Which may well be what Eddings himself was doing by writing the novel. I wouldn’t say I detect any regret about the treatment of the Eddings’ son—there’s pretty much nothing about children in the book, aside from references to the narrator’s own childhood, which clearly contained a certain amount of the sort of corporal punishment Eddings himself would have grown up with. (Jack’s kids get barely a mention, and neither adulterous Jack nor his equally adulterous wife seem to take much care of them, which can’t help feeling significant.) Instead, this is about Eddings backing himself out of a moral dead end and (presumably) deciding to live a more authentic, or upright, life from now on. It’s about Eddings himself, not what he did to someone else.
One strike that’s perhaps against it, is that there’s a certain amount of the sort of light but firm paternalistic moralising in High Hunt that I recognise from The Belgariad. Dan’s hippie girlfriend, who leaves off the political demonstrations, starts wearing a bra, and agrees to get married, as though she’s finally come to her senses, is one case in point: Eddings has always had something of the attitude that everyone will one day see the world as he thinks it should be and correct their wrong ways, and this makes me wonder a bit if he was fully capable of the moral self-evaluation you’d expect a year in prison to give him. High Hunt isn’t about regret for what he did, but a recognition of the bad path he was on, which isn’t quite the same thing, but is at least part of the way there.

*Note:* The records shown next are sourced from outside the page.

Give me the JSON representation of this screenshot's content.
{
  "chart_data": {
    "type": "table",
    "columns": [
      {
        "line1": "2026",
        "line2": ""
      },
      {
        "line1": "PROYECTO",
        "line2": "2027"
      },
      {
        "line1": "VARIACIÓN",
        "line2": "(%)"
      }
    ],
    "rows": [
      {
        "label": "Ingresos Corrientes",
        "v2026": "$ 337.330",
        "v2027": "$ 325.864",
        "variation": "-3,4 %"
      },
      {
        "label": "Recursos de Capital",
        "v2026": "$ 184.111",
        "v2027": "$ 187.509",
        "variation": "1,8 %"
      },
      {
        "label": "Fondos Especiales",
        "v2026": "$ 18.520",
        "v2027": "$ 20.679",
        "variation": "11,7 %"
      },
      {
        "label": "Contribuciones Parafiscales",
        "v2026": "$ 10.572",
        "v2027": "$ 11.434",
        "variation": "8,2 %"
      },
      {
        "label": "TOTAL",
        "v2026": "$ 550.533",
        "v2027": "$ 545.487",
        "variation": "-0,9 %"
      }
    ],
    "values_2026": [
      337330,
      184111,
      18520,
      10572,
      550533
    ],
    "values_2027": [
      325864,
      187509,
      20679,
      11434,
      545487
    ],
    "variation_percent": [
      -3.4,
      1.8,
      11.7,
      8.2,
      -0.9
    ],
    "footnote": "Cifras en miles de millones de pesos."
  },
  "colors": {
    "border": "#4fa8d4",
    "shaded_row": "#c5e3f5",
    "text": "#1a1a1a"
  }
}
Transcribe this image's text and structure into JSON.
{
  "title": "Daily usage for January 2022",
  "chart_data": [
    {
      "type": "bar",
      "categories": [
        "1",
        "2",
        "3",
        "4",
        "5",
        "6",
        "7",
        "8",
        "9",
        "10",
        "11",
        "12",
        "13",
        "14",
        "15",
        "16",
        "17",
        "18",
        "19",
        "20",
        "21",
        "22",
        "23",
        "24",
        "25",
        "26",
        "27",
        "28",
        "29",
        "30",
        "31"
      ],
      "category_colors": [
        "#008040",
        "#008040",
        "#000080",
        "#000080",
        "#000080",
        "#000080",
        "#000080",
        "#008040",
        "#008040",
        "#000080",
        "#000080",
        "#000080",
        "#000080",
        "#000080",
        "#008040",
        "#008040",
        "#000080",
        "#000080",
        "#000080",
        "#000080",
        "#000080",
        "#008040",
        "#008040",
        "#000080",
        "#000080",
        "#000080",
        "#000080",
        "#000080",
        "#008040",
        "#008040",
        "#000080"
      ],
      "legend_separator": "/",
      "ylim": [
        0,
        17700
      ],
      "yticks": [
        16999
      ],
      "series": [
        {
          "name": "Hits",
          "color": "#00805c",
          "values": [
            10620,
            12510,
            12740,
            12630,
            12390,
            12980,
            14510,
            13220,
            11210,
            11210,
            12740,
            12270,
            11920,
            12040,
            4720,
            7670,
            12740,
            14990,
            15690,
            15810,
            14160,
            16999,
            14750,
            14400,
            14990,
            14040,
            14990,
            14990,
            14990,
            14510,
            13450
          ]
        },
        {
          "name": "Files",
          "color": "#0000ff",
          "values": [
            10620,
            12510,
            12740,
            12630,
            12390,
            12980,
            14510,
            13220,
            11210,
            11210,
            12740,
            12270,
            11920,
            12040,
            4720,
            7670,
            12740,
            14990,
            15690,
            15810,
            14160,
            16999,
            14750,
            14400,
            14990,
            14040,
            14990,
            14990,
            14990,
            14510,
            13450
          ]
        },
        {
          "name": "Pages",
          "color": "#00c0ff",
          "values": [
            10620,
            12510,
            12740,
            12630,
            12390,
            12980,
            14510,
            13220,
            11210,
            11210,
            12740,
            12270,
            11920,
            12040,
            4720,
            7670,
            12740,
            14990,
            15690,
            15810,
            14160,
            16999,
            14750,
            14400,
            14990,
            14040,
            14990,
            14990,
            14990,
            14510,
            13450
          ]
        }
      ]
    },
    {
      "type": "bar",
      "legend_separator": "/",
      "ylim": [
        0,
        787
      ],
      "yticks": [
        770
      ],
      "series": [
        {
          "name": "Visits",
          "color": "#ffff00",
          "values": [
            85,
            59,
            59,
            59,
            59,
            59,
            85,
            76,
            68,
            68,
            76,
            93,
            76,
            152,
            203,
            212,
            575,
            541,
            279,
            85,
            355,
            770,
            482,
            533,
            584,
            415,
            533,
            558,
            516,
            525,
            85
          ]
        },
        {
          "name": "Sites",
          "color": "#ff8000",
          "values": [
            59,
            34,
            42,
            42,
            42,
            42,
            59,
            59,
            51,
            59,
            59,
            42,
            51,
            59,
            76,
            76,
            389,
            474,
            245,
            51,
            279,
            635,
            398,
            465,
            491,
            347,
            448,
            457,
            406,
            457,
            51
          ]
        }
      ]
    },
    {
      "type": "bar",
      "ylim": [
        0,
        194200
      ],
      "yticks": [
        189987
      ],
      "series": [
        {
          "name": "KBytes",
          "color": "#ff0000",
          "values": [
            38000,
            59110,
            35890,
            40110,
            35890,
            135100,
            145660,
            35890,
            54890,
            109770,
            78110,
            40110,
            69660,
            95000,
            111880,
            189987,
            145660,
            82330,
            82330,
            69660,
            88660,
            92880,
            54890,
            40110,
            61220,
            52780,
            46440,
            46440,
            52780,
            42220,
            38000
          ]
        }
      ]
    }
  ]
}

In the piece linked to above, Gifford writes of how the revelation about Eddings’ crime cast a whole new light on The Belgariad, finding it to be “an impossible attempt at atonement, a desperately failed wish put to paper, and a tortuously painful digging out of his and his wife’s shame”. I hope that, ultimately, no atonement is impossible, but the sense I get is that the Eddings attempted to put what they did behind them (they certainly made sure to avoid the limelight once their fantasy novels were so successful, and perhaps part of that was fear of what might be dug up about them), and that any thoughts or feelings Eddings might have had about it would be deeply buried. But it would be interesting to give his break-through fantasy series a re-read, I have to say.
I was a bit older than you when I read the Belgariad, I think – either in my late teens or early twenties. I remember the series starting out strong, then getting steadily weaker. Plus that kind of fantasy isn’t my thing. So discovering what the Eddings had done (many moons later) wasn’t quite the hammer blow it might have been. I was amazed by how they hushed it up. That would be impossible today.
You talk about the similarities, but I was struck by how different this novel sounds from the Belgariad in terms of subject matter and characters. I also see some corollaries with The Deerhunter??
That weird narrative journey where a male American character tries to process his dysfunctional behaviour but in a particularly onanistic way is almost a trope by now. As usual, there’s no attempt to connect with your victims; the focus is on being a better person. Your victims are part of your past. The future is what matters.
I did find a review that compared High Hunt to The Deerhunter (it’s been a while since I’ve seen that film, so I can’t recall how similar the two are, apart from the title!).
I think part of the hush-up was that Eddings’ wife changed her name. But he still included enough in his biographical info to place him in the town where it occurred. As you say, it would soon be discovered nowadays.
And, about your last point, there’s a feeling in that sort of narrative that what happened between perpetrator and victim is just a sort of event that both have to learn to deal with, rather than it being something one has a definite moral responsibility for, particularly where children are concerned.